I raised the shotgun again and took aim. I had a bad moment when the horse decided we'd been sitting there long enough, as I was holding the reins between my knees and of course had no strength whatever in my legs. But the horse quieted, I didn't lose aim, and I said, "All right, that's enough. You're not really interested in Michael, Braxton. You know that, and I know it. Let him go, then toss away your gun, and I'll do the same. I'll come with you. My life for his."
"It's not his gun," Michael said grimly, "it's mine. He took it from me. And I don't want to trade."
"You have no say in this, Michael," I said. I sounded cold, and I felt that way too, entirely without emotion. I have observed several times now that I achieve this emotionless state when a true crisis is at hand. "Well, then, Braxton? What do you say?"

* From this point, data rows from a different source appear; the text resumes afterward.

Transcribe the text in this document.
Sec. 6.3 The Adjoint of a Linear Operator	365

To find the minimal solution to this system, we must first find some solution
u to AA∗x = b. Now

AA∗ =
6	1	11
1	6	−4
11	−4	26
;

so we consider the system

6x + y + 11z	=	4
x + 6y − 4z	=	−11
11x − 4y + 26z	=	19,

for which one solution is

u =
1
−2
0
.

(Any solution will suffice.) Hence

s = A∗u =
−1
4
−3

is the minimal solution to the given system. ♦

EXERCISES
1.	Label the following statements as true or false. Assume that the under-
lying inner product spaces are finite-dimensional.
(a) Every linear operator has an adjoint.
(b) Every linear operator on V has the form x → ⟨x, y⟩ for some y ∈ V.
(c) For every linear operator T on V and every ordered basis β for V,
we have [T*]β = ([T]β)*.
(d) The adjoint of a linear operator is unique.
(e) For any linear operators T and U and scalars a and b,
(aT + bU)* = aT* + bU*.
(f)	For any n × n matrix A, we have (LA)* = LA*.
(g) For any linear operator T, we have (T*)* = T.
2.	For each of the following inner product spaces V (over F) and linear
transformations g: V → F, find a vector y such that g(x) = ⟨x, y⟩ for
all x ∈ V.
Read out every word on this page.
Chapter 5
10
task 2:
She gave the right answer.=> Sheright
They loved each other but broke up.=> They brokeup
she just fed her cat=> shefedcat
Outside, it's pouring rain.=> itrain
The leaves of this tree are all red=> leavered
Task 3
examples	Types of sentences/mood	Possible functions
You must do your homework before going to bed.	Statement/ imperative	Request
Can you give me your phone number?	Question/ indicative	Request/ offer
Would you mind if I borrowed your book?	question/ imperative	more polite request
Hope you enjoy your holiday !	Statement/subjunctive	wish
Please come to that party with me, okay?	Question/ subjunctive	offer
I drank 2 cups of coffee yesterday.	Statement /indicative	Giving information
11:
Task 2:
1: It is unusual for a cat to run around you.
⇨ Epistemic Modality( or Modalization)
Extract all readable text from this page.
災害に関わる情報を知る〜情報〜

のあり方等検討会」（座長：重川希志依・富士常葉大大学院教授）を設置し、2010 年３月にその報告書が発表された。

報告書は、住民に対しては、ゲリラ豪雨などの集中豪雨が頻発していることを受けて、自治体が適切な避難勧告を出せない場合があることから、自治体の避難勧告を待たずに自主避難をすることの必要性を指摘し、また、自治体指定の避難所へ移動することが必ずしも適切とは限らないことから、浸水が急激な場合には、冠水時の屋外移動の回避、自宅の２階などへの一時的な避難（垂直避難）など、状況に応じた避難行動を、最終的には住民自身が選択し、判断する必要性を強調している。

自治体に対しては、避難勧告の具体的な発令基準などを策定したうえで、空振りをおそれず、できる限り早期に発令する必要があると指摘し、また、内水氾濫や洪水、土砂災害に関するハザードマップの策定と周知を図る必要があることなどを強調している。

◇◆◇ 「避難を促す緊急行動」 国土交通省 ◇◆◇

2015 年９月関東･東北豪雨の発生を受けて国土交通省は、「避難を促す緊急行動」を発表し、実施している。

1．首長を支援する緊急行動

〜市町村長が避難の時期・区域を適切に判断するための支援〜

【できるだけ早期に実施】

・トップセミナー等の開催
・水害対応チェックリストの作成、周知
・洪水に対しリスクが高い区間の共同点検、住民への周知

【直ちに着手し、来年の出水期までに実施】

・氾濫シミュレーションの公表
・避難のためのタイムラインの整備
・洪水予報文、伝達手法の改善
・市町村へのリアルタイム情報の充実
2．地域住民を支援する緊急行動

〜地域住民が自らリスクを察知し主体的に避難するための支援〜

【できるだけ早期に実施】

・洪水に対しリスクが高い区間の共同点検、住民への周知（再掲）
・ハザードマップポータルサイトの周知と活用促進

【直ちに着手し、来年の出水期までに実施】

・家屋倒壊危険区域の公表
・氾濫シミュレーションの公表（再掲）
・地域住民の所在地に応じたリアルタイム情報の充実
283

He never got a chance to say anything, because at that moment Meiling came running up behind him. In an astounding move she launched herself into the air with a great cry, and kicked Braxton Furnival two-footed with such force that she knocked him off his horse. Michael, although his hands were tied in front of
him and I saw the pallor of sudden pain cross his face, slid off his black horse. The sling Meiling had told me he needed for a broken collarbone that he kept reinjuring hung empty from his neck, and he'd been riding without a saddle. With both hands still tied, he picked up the gun Braxton had dropped, but there was no need. Meiling was all over the man. Unarmed, he didn't stand a chance against her hands and feet.